Page 9 of the briefing paper includes a chart summarizing each proposal.
The paper’s authors outline the following advantages of a NIB:
- The NIB leverages private capital, allowing government to avoid raising taxes to fund transportation investments. Higher levels of infrastructure investment could then be achieved in a more politically viable way.
- As an independent agency, the bank would avoid the politicization of the transportation funding process, and would allocate investment to the areas that need it most (often metropolitan areas.)
- The NIB would examine the investment returns for each proposed project, achieving a more efficient distribution of resources.
These disadvantages are described:
- With political independence comes a loss of accountability. A bank that is not reliant on Congressional appropriations is not subject to the oversight of the executive or legislative branches. This vacuum could be filled by other influences, such as special interest lobbying or the preferences of the bond market.
- As a bank, the NIB would strive to maximize its own returns. This could mean that governments with wealthier jurisdictions would be favored for funding, as they would be able to offer more favorable terms to the NIB. Recipients of funding may also choose to convert the economic returns from a project into revenue returns that could be promised to creditors. But this would only work for certain types of projects, i.e. a bridge that can be tolled easily, as opposed to a highway where tolling would be more complex, which could create biased project selection in favor of certain projects.
- The needs of private investors could hamper good transportation planning and management. For example, private investors in a road project want to be guaranteed that future changes to the system do not devalue their investment, so contracts would set a range of acceptable toll prices. This would interfere with the operator’s ability to manage demand through congestion pricing. Similarly, private investors often demand non-compete or compensation clauses, which bar or discourage adding capacity to a system if it results in less ridership on the toll road in which they have invested.
- Infrastructure investment is often used as a counter-cyclical economic stimulus.
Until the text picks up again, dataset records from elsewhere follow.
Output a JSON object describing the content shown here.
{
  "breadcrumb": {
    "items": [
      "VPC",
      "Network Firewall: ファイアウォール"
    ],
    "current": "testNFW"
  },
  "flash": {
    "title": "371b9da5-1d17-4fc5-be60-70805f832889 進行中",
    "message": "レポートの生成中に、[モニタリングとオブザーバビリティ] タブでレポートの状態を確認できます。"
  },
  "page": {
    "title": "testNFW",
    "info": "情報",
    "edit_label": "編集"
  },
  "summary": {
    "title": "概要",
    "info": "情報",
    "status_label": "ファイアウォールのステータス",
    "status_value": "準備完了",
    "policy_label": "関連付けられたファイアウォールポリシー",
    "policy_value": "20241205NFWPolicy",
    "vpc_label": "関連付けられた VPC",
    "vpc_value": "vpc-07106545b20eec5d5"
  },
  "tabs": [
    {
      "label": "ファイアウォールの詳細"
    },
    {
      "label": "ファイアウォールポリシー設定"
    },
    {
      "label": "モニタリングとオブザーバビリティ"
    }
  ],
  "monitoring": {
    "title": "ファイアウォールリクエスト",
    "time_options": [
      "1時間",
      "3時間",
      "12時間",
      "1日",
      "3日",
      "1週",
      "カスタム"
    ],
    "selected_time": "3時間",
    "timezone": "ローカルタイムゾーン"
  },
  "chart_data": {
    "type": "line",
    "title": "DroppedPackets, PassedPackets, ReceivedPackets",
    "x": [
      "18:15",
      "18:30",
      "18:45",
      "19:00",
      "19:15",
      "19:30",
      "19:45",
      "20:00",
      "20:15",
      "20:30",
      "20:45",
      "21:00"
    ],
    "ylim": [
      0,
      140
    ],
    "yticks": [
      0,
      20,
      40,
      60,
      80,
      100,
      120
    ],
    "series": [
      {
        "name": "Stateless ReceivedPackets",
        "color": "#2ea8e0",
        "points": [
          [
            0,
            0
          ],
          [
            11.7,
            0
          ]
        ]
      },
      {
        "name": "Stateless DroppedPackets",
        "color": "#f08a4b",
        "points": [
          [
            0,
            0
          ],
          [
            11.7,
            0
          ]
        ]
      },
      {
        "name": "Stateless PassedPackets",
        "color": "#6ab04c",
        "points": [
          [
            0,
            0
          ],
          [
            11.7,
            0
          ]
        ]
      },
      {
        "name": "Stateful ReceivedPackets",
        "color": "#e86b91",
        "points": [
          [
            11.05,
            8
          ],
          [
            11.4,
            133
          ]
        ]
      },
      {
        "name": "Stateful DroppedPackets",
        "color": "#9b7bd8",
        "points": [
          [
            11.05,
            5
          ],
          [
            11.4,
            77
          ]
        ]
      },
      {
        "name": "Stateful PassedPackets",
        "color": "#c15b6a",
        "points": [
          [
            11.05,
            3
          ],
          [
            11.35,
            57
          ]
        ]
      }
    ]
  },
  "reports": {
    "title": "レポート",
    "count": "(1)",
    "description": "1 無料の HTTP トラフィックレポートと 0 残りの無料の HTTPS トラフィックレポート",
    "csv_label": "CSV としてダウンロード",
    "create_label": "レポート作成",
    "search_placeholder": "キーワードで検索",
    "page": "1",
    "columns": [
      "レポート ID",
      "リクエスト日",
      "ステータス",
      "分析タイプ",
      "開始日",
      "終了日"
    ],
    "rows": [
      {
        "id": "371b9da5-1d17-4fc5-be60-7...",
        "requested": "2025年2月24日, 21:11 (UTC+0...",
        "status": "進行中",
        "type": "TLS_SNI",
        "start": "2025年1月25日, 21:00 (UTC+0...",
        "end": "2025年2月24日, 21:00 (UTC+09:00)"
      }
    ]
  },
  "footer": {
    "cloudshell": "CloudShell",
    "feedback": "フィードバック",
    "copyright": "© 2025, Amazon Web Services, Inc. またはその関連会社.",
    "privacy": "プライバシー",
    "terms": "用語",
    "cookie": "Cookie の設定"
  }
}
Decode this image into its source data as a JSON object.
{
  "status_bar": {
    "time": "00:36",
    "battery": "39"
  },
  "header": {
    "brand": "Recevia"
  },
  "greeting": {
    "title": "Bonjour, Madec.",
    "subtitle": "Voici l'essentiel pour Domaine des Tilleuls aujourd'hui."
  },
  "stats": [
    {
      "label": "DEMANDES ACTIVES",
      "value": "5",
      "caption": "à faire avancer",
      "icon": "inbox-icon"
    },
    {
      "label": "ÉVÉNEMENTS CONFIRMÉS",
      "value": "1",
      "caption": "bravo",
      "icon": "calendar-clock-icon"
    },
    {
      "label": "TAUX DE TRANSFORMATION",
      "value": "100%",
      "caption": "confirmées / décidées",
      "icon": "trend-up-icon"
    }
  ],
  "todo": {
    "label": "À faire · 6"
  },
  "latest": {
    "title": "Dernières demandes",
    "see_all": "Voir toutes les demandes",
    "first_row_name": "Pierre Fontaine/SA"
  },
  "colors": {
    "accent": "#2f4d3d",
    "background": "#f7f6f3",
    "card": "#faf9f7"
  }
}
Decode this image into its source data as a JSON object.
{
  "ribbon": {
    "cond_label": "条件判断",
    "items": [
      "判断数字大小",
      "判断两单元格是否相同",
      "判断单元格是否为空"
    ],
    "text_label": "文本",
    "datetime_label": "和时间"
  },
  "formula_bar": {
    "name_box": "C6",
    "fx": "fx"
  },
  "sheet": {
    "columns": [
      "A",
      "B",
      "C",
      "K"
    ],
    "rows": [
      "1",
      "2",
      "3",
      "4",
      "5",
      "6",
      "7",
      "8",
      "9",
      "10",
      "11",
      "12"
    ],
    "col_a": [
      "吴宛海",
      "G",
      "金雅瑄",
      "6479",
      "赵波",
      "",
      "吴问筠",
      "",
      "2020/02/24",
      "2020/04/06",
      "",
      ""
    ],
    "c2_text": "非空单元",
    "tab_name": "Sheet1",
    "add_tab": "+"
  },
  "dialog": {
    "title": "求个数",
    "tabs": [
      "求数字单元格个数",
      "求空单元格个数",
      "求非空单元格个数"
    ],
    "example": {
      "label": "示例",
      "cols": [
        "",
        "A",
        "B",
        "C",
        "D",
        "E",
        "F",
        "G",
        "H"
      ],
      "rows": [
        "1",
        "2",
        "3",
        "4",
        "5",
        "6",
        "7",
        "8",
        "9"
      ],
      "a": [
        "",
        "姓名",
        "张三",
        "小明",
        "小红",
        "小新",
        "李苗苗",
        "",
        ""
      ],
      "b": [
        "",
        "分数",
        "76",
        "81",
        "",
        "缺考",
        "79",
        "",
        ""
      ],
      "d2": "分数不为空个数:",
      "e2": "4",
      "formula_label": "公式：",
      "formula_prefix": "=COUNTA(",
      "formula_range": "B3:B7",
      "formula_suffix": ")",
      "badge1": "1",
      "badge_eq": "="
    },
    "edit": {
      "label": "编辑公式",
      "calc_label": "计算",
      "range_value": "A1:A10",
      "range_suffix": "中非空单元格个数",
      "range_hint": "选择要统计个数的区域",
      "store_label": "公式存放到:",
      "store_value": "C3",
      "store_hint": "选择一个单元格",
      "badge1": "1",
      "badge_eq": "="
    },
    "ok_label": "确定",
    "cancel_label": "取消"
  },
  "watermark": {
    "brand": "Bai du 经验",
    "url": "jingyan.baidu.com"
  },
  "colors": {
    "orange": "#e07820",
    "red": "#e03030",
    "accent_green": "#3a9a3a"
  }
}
Government invests during recessions, providing jobs and encouraging spending. As the economy recovers, fiscal policy should recede, making room for private spending. An NIB would not necessarily jive with this counter-cyclical idea, as private capital markets become more risk-averse during recessions.
Overall, it seems that a National Infrastructure Bank would address some flaws in the transportation funding system but perhaps create others. One serious question is yet to be answered. Several panelists at yesterday’s Brookings discussion on infrastructure and economic development echoed a sentiment that has been expressed by countless transportation advocates: America needs a comprehensive new transportation vision. How would a National Infrastructure Bank, driven by profit motive and free from government accountability, help us build and carry out that vision?